From the Publisher
'A cornucopia of crime that fascinates and beguiles, written with Edwards’ usual flair, enthusiasm, and rigour. Every serious British crime fan should probably have a copy on their shelf. Open this book anywhere, and you can find a gem.’ PAUL BURKE, CRIME TIME FM
‘Few, if any, books about crime fiction have provided so much information and insight so enthusiastically and, for the reader, so enjoyably’ THE TIMES
‘Illuminating and entertaining – provides a new way of looking at old favourites. I admire the way that Martin Edwards weaves the sometimes violent, sometimes unlawful, and always gripping true stories of these writers with the equally wild tales they tell in their books.’ LEN DEIGHTON, author of SS-GB
‘Forensically sharp and exhaustively informed… Crime fiction is driven by death. In this superbly compendious and entertaining book, Edwards ensures that dozens of authorial corpses are gloriously reborn.’ MARK LAWSON, GUARDIAN
‘Edwards knows his business. He understands how to parcel out the clues and red herrings so as to feed the reader enough information to keep a variety of possibilities open, while making sure to prepare for a satisfying solution.’ SEATTLE POST
‘You can learn far more about the social mores of the age in which a mystery is written than you can from more pretentious literature. I mean, if you want to know what it was like to live in England in the 1920s, the so-called Golden Age, you can get a much better steer from mysteries than you can from prize-winning novels.’ P. D. JAMES
Kirkus Reviews
2015-03-15
Engrossing if occasionally glacial study of the Detection Club, a gathering of British mystery writers who defined the genre. Himself a writer of crime thrillers, Edwards (The Frozen Shroud, 2013, etc.) comes to the club naturally—though long past its golden age, which ended 65-odd years ago. The original circle, founder Anthony Berkeley projected, would have 13 members—a resonant number that eventually expanded threefold to include such luminaries as Dorothy Sayers, G.K. Chesterton, and Agatha Christie. At the heart of Edwards' study is the observation that the membership constituted a body of amateur detectives who were not only capable of musing out the facts behind such mysteries as "an ingenious murder committed by means of chocolates injected with nitrobenzene," but who also embraced true-crime scenarios and made them part of their work, sometimes to the point of courting libel lawsuits.
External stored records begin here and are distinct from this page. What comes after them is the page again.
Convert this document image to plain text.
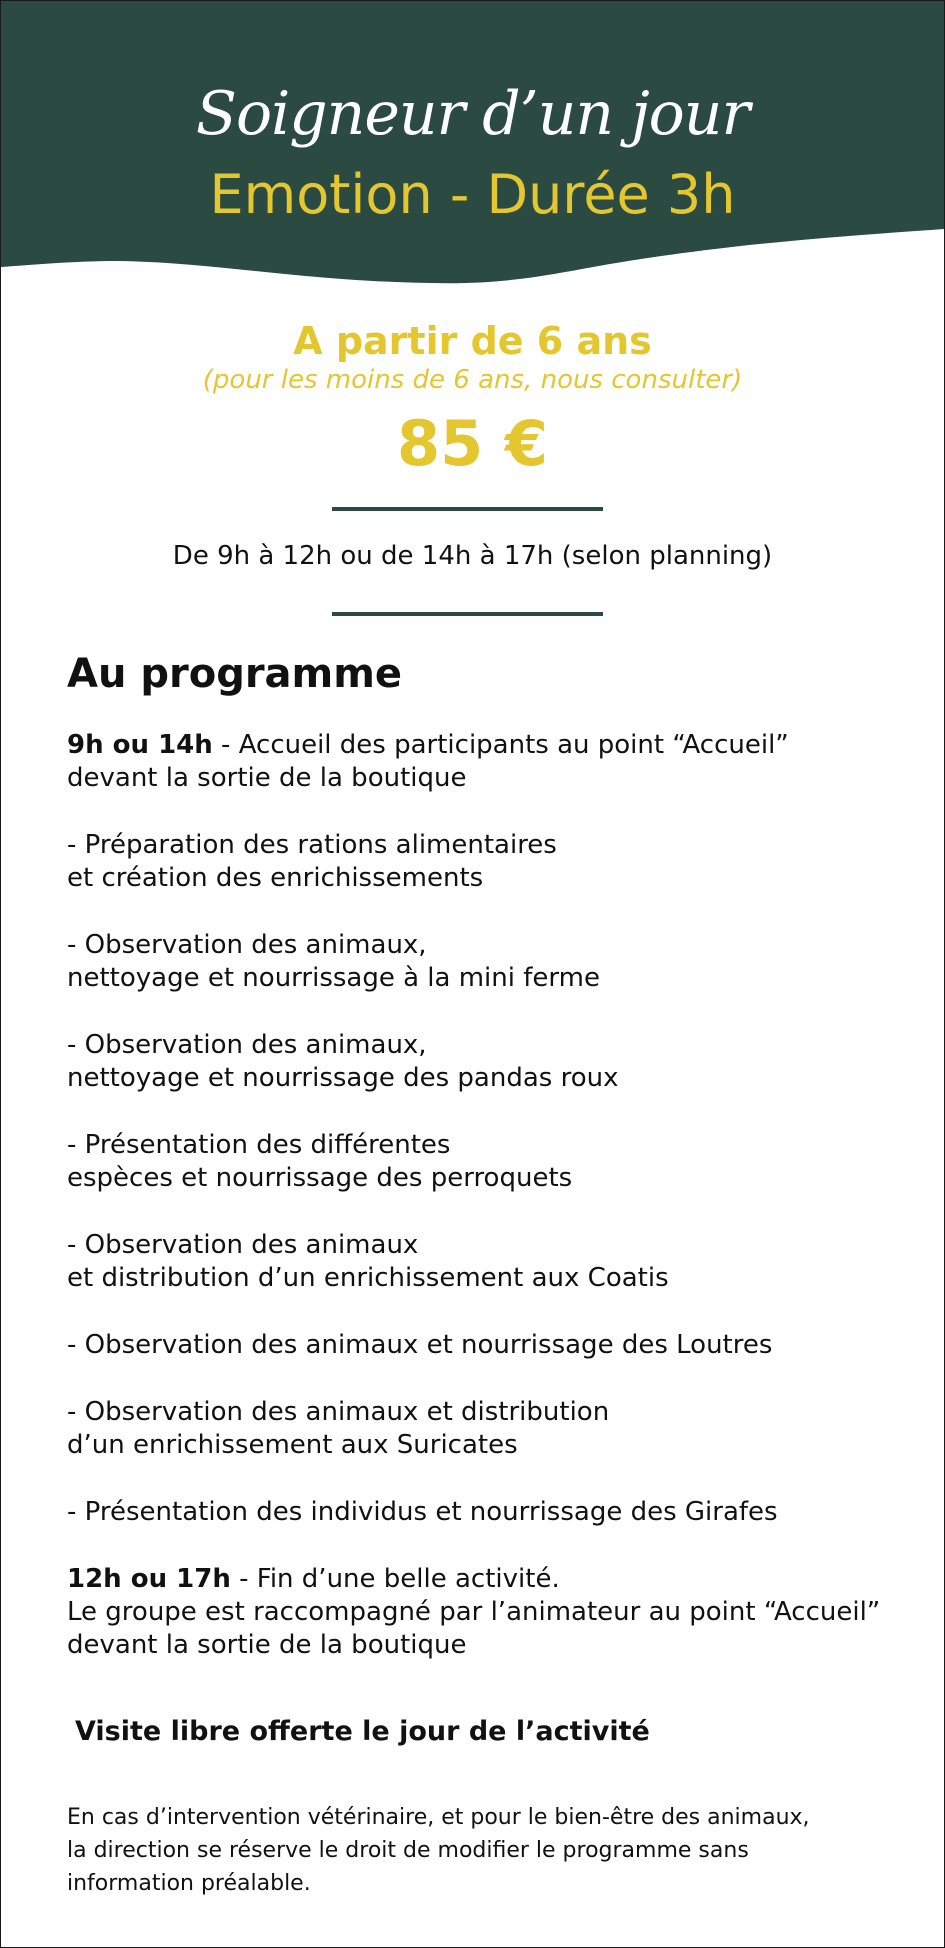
Soigneur d’un jour
Emotion - Durée 3h
A partir de 6 ans
(pour les moins de 6 ans, nous consulter)
85 €
De 9h à 12h ou de 14h à 17h (selon planning)
Au programme
9h ou 14h - Accueil des participants au point “Accueil”
devant la sortie de la boutique
- Préparation des rations alimentaires
et création des enrichissements
- Observation des animaux,
nettoyage et nourrissage à la mini ferme
- Observation des animaux,
nettoyage et nourrissage des pandas roux
- Présentation des différentes
espèces et nourrissage des perroquets
- Observation des animaux
et distribution d’un enrichissement aux Coatis
- Observation des animaux et nourrissage des Loutres
- Observation des animaux et distribution
d’un enrichissement aux Suricates
- Présentation des individus et nourrissage des Girafes
12h ou 17h - Fin d’une belle activité.
Le groupe est raccompagné par l’animateur au point “Accueil”
devant la sortie de la boutique
Visite libre offerte le jour de l’activité
En cas d’intervention vétérinaire, et pour le bien-être des animaux,
la direction se réserve le droit de modifier le programme sans
information préalable.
As Edwards writes, with a suitably enticing hook, "Why was Christie haunted by the drowning of the man who adapted her work for the stage? What convinced Sayers of the innocence of a man convicted of battering his wife to death with a poker?" Having set up a fleet of questions, Edwards proceeds to answer them with murder-laced aplomb. He has a nicely naughty sense of humor about it, too, for the well-heeled Detection Club members often poked into business that was more than a little infra dig. As the author writes of one case, a lecherous perp "claimed he was merely offering Irene career advice, although what he knew of testing valves was not reported." Yet, when the tale turns tragic—not just because of awful crimes, but also because of sad developments in the lives of Sayers and other members—Edwards writes appropriately and well. Fans of Father Brown, Hercule Poirot, or Lord Peter Wimsey will find much of value in this book—which, though long and sometimes too slow, leaves readers wanting more.